Belgian academic Dr. Kristien Hemmerechts remembers a time when she could look out from the university classroom where she was teaching literature and see the Cathedral of St. Michael and St. Gudula, where Charlotte Brontë made her now-famous 1843 confession that she used in Villette. Dr. Hemmerechts would point out the cathedral to her students and stress the importance of the confession to Charlotte’s final novel; but the students displayed only "a `well so what?’ feeling," she said.

Dr. Kristien Hemmerechts
"We don’t share enough of our cultural heritage," Dr. Hemmerechts concluded, a feeling with which we at the Brussels Brontë Group commiserate, especially when it comes to celebrating the city's connection with the Brontë sisters. Speaking to our group on Saturday, April 6, Dr. Hemmerechts gave a lively talk on what the Brontës have meant to her as a writer, a teacher, a feminist and a Belgian. She touched on all four of Charlotte’s novels in her wide-ranging discussion.

Unlike some Belgians, she is open-minded about Charlotte’s negative descriptions of Belgians in Villette, The Professor and even Shirley. "I love all these passages about Belgium, even the horrible ones," Dr. Hemmerechts said. Noting that "a lot of foreign writers say bad things about Belgium," she added: "You start to think that maybe they have a point."

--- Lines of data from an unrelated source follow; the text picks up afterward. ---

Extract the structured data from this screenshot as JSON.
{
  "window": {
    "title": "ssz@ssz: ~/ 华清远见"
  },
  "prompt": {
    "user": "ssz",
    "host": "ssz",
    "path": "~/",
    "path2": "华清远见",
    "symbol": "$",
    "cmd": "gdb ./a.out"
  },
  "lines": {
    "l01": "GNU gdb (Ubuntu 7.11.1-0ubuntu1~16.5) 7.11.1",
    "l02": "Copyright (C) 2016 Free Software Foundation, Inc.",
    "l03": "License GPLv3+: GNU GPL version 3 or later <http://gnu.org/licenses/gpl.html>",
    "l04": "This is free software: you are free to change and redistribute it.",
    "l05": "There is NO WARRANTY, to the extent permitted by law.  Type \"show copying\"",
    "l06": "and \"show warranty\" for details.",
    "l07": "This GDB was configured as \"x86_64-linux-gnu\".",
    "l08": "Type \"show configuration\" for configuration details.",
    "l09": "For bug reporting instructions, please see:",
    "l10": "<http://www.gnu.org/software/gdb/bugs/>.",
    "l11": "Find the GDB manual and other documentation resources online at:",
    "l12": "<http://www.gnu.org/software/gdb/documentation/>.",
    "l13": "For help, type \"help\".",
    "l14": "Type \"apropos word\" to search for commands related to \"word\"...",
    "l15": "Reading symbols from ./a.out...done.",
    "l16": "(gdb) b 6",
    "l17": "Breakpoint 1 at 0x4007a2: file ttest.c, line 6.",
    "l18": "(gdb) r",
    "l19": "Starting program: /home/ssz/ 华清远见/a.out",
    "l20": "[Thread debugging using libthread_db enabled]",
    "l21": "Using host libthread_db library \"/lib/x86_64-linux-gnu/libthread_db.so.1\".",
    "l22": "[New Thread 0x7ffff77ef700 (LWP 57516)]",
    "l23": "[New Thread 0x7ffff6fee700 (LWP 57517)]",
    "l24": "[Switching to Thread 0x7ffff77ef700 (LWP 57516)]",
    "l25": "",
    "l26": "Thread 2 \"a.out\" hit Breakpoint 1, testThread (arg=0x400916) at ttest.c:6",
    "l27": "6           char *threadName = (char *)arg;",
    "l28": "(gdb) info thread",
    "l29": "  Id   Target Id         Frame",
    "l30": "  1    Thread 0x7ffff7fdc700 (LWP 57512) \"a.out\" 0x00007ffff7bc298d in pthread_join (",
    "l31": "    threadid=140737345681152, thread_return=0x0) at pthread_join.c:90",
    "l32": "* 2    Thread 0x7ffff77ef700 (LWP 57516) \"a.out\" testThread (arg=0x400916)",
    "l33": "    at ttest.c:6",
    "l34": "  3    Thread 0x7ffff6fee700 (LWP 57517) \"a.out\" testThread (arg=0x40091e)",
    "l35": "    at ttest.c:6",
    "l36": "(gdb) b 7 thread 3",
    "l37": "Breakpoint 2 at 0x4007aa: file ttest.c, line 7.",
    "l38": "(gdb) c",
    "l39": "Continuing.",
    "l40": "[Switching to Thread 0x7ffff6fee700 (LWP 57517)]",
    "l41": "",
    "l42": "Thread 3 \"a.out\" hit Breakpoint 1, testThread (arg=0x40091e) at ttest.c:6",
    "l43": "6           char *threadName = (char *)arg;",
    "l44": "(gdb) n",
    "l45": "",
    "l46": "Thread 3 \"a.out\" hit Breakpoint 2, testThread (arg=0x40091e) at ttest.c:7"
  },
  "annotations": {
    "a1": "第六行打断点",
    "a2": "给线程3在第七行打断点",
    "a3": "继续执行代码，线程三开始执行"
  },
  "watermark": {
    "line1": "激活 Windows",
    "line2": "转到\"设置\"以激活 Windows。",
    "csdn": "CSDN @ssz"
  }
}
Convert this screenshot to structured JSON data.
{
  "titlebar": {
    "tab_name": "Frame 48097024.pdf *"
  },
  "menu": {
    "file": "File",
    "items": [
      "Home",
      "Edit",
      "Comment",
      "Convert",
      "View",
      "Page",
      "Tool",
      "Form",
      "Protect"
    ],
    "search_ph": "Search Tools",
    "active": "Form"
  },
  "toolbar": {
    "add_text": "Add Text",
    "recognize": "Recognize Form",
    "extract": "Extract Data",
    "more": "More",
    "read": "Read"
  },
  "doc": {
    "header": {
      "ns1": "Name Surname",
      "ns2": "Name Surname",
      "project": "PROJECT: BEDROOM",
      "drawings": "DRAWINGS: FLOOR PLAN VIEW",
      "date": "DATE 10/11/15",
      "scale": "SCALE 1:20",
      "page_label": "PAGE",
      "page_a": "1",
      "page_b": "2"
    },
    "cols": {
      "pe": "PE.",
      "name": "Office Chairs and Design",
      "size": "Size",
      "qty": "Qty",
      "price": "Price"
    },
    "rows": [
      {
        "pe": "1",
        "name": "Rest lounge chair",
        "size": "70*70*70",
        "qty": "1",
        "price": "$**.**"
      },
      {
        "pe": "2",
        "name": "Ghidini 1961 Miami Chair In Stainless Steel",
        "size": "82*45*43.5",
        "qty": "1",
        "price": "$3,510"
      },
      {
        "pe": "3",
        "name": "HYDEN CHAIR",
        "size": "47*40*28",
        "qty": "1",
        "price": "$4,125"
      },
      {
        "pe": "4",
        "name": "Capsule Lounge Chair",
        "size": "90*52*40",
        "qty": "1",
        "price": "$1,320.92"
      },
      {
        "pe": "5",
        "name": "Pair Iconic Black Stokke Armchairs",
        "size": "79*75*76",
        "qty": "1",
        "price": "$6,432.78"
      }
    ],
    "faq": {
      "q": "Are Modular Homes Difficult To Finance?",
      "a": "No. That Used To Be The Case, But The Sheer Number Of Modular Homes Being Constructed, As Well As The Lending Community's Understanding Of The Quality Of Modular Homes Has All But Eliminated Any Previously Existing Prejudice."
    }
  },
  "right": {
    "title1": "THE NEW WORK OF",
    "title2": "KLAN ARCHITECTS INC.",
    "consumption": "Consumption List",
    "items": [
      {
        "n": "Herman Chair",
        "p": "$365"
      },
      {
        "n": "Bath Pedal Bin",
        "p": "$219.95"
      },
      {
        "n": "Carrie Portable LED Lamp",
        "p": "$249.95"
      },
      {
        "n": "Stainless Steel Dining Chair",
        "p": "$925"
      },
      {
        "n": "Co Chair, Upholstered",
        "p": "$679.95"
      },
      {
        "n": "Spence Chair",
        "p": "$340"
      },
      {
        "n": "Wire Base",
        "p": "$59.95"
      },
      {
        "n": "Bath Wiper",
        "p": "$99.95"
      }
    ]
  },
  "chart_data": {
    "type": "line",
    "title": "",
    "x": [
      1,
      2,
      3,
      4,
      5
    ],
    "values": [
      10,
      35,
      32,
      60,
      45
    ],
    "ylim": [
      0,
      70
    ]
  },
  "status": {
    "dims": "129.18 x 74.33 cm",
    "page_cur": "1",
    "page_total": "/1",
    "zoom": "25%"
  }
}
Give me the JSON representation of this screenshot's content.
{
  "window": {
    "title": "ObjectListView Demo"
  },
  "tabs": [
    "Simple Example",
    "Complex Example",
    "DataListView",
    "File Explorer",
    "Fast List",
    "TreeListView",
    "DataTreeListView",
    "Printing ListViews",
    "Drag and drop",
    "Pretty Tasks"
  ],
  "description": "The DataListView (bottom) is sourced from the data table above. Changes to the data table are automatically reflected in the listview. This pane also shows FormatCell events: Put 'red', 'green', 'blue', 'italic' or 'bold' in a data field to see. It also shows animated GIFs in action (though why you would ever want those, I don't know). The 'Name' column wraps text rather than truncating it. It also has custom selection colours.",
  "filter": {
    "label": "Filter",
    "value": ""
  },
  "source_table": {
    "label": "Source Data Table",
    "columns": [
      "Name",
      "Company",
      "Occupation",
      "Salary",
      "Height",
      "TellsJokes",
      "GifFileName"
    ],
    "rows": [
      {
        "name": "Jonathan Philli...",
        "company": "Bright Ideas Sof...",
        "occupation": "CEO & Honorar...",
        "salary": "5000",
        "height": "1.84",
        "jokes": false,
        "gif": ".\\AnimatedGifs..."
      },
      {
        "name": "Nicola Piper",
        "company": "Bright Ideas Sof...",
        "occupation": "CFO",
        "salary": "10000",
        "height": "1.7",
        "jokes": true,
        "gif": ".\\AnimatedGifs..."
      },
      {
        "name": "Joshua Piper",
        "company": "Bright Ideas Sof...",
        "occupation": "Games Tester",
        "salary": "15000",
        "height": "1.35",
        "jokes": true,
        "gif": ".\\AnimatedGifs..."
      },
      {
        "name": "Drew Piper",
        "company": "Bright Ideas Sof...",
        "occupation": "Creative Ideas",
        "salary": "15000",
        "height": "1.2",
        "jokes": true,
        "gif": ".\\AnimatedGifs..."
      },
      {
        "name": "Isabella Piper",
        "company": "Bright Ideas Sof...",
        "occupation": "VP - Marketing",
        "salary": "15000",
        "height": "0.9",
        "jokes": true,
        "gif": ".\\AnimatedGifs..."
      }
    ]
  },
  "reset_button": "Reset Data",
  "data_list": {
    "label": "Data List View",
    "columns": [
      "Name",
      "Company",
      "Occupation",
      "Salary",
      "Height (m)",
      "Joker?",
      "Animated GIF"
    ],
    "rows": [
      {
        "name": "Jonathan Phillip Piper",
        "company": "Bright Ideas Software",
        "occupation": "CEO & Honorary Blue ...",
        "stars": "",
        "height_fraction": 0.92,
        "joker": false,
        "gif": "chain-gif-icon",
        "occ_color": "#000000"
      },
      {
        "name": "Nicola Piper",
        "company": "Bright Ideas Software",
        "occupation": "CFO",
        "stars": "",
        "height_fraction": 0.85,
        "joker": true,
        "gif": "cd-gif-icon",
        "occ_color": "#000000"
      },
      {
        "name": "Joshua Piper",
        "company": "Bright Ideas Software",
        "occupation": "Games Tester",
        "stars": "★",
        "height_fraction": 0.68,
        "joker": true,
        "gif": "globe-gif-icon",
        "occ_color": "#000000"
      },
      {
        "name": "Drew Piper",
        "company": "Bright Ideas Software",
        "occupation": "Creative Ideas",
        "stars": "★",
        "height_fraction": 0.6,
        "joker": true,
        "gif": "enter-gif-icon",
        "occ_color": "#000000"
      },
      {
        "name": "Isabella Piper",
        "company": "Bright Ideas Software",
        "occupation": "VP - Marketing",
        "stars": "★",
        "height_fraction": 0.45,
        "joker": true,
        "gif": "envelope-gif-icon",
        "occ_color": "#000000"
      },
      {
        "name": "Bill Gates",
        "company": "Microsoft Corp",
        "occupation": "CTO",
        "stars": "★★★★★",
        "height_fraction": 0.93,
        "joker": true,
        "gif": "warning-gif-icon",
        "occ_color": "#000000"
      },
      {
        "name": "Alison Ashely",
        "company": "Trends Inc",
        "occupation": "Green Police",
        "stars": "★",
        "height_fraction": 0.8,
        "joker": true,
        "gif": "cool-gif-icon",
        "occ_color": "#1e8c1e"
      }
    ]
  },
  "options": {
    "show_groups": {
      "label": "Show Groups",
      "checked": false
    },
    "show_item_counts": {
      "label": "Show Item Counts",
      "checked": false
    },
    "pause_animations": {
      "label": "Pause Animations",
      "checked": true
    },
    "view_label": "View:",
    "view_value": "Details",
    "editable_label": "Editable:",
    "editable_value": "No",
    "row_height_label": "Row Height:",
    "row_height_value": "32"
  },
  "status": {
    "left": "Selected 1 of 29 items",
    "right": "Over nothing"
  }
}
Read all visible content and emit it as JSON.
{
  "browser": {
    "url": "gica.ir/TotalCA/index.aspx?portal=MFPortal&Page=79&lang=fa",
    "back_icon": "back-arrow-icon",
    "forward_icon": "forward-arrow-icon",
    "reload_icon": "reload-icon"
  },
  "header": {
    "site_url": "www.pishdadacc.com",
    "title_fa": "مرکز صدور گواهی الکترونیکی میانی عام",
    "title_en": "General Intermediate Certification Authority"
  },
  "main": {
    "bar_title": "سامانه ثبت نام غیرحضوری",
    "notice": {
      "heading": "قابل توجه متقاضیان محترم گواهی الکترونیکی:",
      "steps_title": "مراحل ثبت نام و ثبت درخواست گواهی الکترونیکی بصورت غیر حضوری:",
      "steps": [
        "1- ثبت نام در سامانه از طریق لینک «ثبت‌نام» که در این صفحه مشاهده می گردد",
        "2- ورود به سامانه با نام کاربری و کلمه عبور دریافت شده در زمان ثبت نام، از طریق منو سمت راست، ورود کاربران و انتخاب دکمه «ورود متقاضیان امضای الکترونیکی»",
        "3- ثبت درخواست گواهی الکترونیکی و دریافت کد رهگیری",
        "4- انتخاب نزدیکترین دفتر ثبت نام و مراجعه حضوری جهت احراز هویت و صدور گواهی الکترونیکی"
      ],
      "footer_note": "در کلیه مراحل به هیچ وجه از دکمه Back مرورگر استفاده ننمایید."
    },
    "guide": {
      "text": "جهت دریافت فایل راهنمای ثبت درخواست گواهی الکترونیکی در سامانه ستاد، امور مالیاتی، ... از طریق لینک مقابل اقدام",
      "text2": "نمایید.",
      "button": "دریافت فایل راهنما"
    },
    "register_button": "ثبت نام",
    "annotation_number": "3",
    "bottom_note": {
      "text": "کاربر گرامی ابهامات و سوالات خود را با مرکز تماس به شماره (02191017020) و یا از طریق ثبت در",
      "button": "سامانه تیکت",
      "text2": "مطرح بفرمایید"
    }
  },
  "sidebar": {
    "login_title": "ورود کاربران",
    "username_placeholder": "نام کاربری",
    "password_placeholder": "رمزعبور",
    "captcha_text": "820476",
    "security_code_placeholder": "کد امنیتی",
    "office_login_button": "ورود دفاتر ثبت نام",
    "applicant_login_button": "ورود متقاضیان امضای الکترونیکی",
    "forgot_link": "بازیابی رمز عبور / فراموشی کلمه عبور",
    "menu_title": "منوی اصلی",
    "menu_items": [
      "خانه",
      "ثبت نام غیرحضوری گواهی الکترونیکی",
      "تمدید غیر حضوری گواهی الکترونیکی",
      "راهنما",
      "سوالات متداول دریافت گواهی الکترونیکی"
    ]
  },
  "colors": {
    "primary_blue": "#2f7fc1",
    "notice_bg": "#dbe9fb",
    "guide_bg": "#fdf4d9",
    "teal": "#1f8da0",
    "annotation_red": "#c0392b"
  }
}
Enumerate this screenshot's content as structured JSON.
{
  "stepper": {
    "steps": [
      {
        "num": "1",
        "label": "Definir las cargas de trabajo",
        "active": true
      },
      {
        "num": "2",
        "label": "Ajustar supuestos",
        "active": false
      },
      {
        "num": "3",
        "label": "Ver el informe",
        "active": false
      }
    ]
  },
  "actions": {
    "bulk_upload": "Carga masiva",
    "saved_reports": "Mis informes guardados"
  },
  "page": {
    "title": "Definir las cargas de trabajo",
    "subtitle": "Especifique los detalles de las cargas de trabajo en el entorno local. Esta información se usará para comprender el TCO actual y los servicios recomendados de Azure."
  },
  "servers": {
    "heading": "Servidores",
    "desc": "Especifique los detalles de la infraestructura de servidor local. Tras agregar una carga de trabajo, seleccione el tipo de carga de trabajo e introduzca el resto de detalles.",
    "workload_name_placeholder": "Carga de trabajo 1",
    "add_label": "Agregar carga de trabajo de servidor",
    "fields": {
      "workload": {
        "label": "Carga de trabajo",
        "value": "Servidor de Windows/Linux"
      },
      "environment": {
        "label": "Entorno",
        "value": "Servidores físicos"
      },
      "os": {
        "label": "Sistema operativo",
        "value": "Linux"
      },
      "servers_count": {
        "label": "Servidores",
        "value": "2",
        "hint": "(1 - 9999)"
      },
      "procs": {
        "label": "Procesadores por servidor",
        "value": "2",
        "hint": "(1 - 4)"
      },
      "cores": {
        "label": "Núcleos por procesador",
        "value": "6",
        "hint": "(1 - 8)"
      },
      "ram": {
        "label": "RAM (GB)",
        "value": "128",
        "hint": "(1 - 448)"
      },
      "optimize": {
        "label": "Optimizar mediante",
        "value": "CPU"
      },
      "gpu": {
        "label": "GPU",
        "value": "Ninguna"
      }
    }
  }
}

Having lived in Britain for two years in the 1970s, Dr. Hemmerechts said she could identify with Charlotte feeling like "a displaced person" during her time in Brussels in 1842-43. She also can empathize with Charlotte as a female writer, feeling that some of the same prejudices remain for women starting out on writing careers today. "There are so many things that I recognize and identify with – the way she had to fight to have an interesting life," Dr. Hemmerechts said. "Even in this day and age, your gender matters," she said.

Monday, 15 April 2019

Emma Butcher on Heroes in the Brontë Juvenilia

A major feature of the main male characters in the early fantasy stories of Charlotte Brontë and her siblings was a combination of militarism and dysfunctional fatherhood, Dr. Emma Butcher said in a talk to our group on Saturday, April 6: Fathers and Soldiers: (Re)writing Male Heroes in the Brontë Juvenilia.

Dr. Butcher, who specializes in the youthful writings of Charlotte and Branwell Brontë in the context of post-Napoleonic Britain, explained how the children’s make-believe worlds were full of battles and military intrigue and how these stories were the basis for the Brontë sisters’ adult works that we know and love. 

Dr. Emma Butcher
Charlotte, Branwell, Emily and Anne all were born after the 1815 Battle of Waterloo, which ended the Napoleonic Wars, so none of them had any first-hand experience of war. But their father, Patrick Brontë, admired the Duke of Wellington for his military exploits and read war poetry and military journals, which the children also had access to. In her biography of Charlotte, Mrs. Gaskell notes Patrick’s military obsessions. He also had to deal with the threat of social unrest spurred by groups such as the Luddites and the Chartists, and he slept with a loaded gun in case of trouble. "Patrick Bronte was prepared to defend his own," said Dr. Butcher, a Postdoctoral Fellow at the University of Leicester.